Bagaikan tidak berdaya, umat Islam telah menjadi objek dan konsumen setia terhadap pers kaum kafir. Setiap detik, tayangan CNN, CNBS, ABC, dan sekian banyak lagi jaringan informasi "memasuki" rumah-rumah umat Islam melalui parabola tanpa mampu menolaknya. Kita tidak lagi menonton televisi, tetapi televisi menonton kita. Emosi dan keinginan kita disaksikan, dianalisis, kemudian dijadikan bahan untuk membuat kemasan iklan dan berita yang dapat memasuki syaraf kita dan tanpa kita sadari.
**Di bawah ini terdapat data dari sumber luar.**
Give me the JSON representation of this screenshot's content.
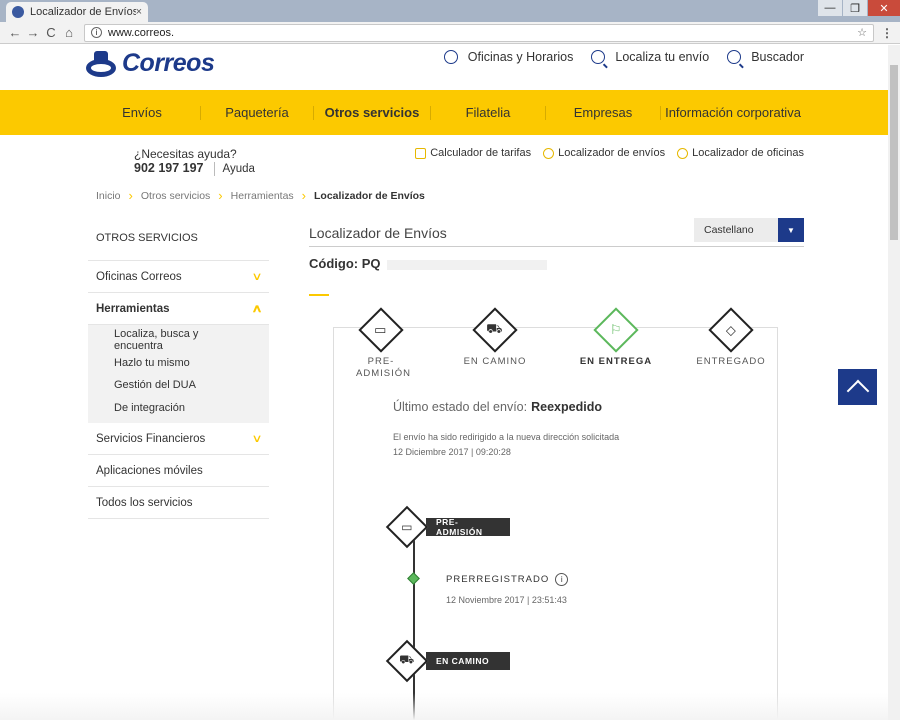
{
  "browser": {
    "tab_title": "Localizador de Envíos",
    "tab_close": "×",
    "url": "www.correos.",
    "back": "←",
    "forward": "→",
    "reload": "C",
    "home": "⌂",
    "star": "☆",
    "menu": "⋮",
    "win_min": "—",
    "win_max": "❐",
    "win_close": "✕"
  },
  "header": {
    "brand": "Correos",
    "links": [
      {
        "label": "Oficinas y Horarios",
        "icon": "clock-icon"
      },
      {
        "label": "Localiza tu envío",
        "icon": "search-icon"
      },
      {
        "label": "Buscador",
        "icon": "search-icon"
      }
    ]
  },
  "nav": {
    "items": [
      "Envíos",
      "Paquetería",
      "Otros servicios",
      "Filatelia",
      "Empresas",
      "Información corporativa"
    ],
    "active": "Otros servicios"
  },
  "help": {
    "question": "¿Necesitas ayuda?",
    "phone": "902 197 197",
    "link": "Ayuda"
  },
  "tools": [
    "Calculador de tarifas",
    "Localizador de envíos",
    "Localizador de oficinas"
  ],
  "breadcrumb": [
    "Inicio",
    "Otros servicios",
    "Herramientas",
    "Localizador de Envíos"
  ],
  "sidebar": {
    "title": "OTROS SERVICIOS",
    "items": [
      {
        "label": "Oficinas Correos",
        "chevron": "∨"
      },
      {
        "label": "Herramientas",
        "chevron": "∧"
      },
      {
        "label": "Servicios Financieros",
        "chevron": "∨"
      },
      {
        "label": "Aplicaciones móviles"
      },
      {
        "label": "Todos los servicios"
      }
    ],
    "subitems": [
      "Localiza, busca y encuentra",
      "Hazlo tu mismo",
      "Gestión del DUA",
      "De integración"
    ]
  },
  "main": {
    "title": "Localizador de Envíos",
    "language": "Castellano",
    "code_label": "Código: PQ",
    "stages": [
      {
        "label": "PRE-ADMISIÓN",
        "icon": "monitor-icon",
        "glyph": "▭"
      },
      {
        "label": "EN CAMINO",
        "icon": "truck-icon",
        "glyph": "⛟"
      },
      {
        "label": "EN ENTREGA",
        "icon": "hand-truck-icon",
        "glyph": "⚐"
      },
      {
        "label": "ENTREGADO",
        "icon": "box-icon",
        "glyph": "◇"
      }
    ],
    "current_stage": "EN ENTREGA",
    "last_status_label": "Último estado del envío:",
    "last_status_value": "Reexpedido",
    "status_description": "El envío ha sido redirigido a la nueva dirección solicitada",
    "status_date": "12 Diciembre 2017 | 09:20:28",
    "timeline": {
      "step1": "PRE-ADMISIÓN",
      "event_name": "PRERREGISTRADO",
      "event_info": "i",
      "event_date": "12 Noviembre 2017 | 23:51:43",
      "step2": "EN CAMINO"
    }
  }
}
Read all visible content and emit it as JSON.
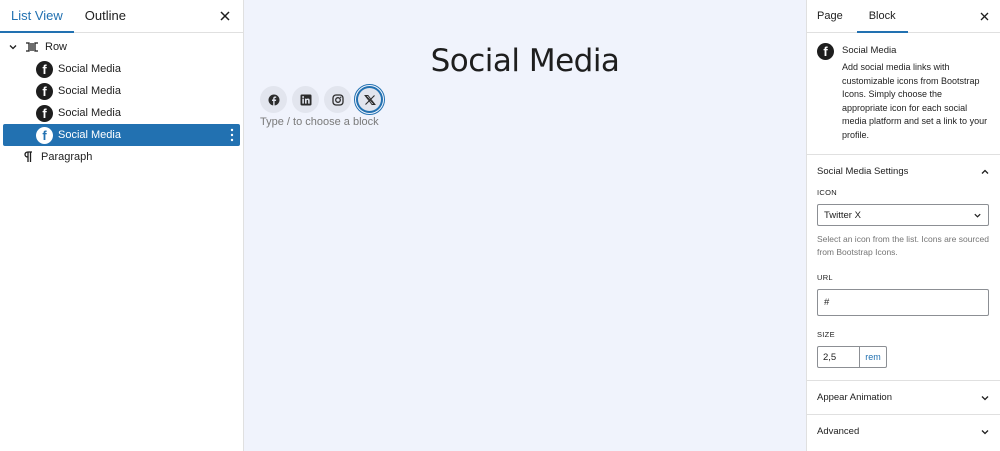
{
  "left_panel": {
    "tabs": [
      {
        "label": "List View",
        "active": true
      },
      {
        "label": "Outline",
        "active": false
      }
    ],
    "tree": [
      {
        "label": "Row",
        "depth": 0,
        "icon": "row-icon",
        "expandable": true
      },
      {
        "label": "Social Media",
        "depth": 1,
        "icon": "facebook-icon",
        "selected": false
      },
      {
        "label": "Social Media",
        "depth": 1,
        "icon": "facebook-icon",
        "selected": false
      },
      {
        "label": "Social Media",
        "depth": 1,
        "icon": "facebook-icon",
        "selected": false
      },
      {
        "label": "Social Media",
        "depth": 1,
        "icon": "facebook-icon",
        "selected": true
      },
      {
        "label": "Paragraph",
        "depth": 0,
        "icon": "paragraph-icon"
      }
    ]
  },
  "canvas": {
    "heading": "Social Media",
    "social_icons": [
      {
        "name": "facebook-icon",
        "selected": false
      },
      {
        "name": "linkedin-icon",
        "selected": false
      },
      {
        "name": "instagram-icon",
        "selected": false
      },
      {
        "name": "twitter-x-icon",
        "selected": true
      }
    ],
    "placeholder": "Type / to choose a block"
  },
  "right_panel": {
    "tabs": [
      {
        "label": "Page",
        "active": false
      },
      {
        "label": "Block",
        "active": true
      }
    ],
    "block": {
      "title": "Social Media",
      "description": "Add social media links with customizable icons from Bootstrap Icons. Simply choose the appropriate icon for each social media platform and set a link to your profile."
    },
    "settings": {
      "title": "Social Media Settings",
      "icon_label": "ICON",
      "icon_value": "Twitter X",
      "icon_help": "Select an icon from the list. Icons are sourced from Bootstrap Icons.",
      "url_label": "URL",
      "url_value": "#",
      "size_label": "SIZE",
      "size_value": "2,5",
      "size_unit": "rem"
    },
    "appear_animation": "Appear Animation",
    "advanced": "Advanced"
  },
  "colors": {
    "accent": "#2271b1",
    "canvas_bg": "#f0f3fc",
    "icon_bg": "#e2e5ee"
  }
}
Cara berpikir dan cara berbudaya kita sudah sangat berbeda sama sekali dengan apa yang selama ini kita yakini. Benturan budaya dan pemikiran terus berlangsung, tanpa sedikit pun ada keinginan untuk membalas dengan kuantitas dan kualitas yang sama. Bila kita mengharapkan keadilan dunia pers internasional untuk membuat keseimbangan beritanya, tentulah itu hanyalah sebuah utopia belaka. Hal itu karena seluruh jaringan media telah mereka kuasai dan jadikan alat zionisme. Dengan kata lain, kita semua sedang berada dalam satu "turbulensi budaya" yang berada dalam posisi pasif. Kita hanya menjadi satu "noktah kecil" yang menjadi objek dari teleskop dunia. Seluruh gerak kehidupan kita bagaikan telanjang di hadapan mata Lucifer tuhannya para zionis, yang dengan tajam mengawasi seluruh bangsa di dunia.
Walaupun dalam kaitan ini ajakan untuk menyebarkan ide persatuan umat dan seruan itu bagaikan percikan air hujan di tengah padang pasir, tetapi setidaknya dapat menjadi catatan generasi yang akan datang bahwa masih ada seorang mahluk hamba Allah yang merindukan terwujudnya persatuan dan jami'atul-muslimin. Kita yakin hanya inilah kunci kemenangan umat Islam di muka bumi, sebagaimana Allah memberikan kuncinya, yaitu bersatu dan berpihak pada partai Allah (hizbullah). Selama umat Islam tetap membanggakan dirinya dengan golongan, mazhab, dan kelompoknya, selama itu pula pertolongan Allah tidak pernah akan datang. Hal ini merupakan aksioma Ilahiyah yang seharusnya dapat dipahami dan diyakini oleh para pemimpin umat. Bila umat Islam terpecah menjadi kelompok-kelompok, kekalahanlah yang akan kita terima.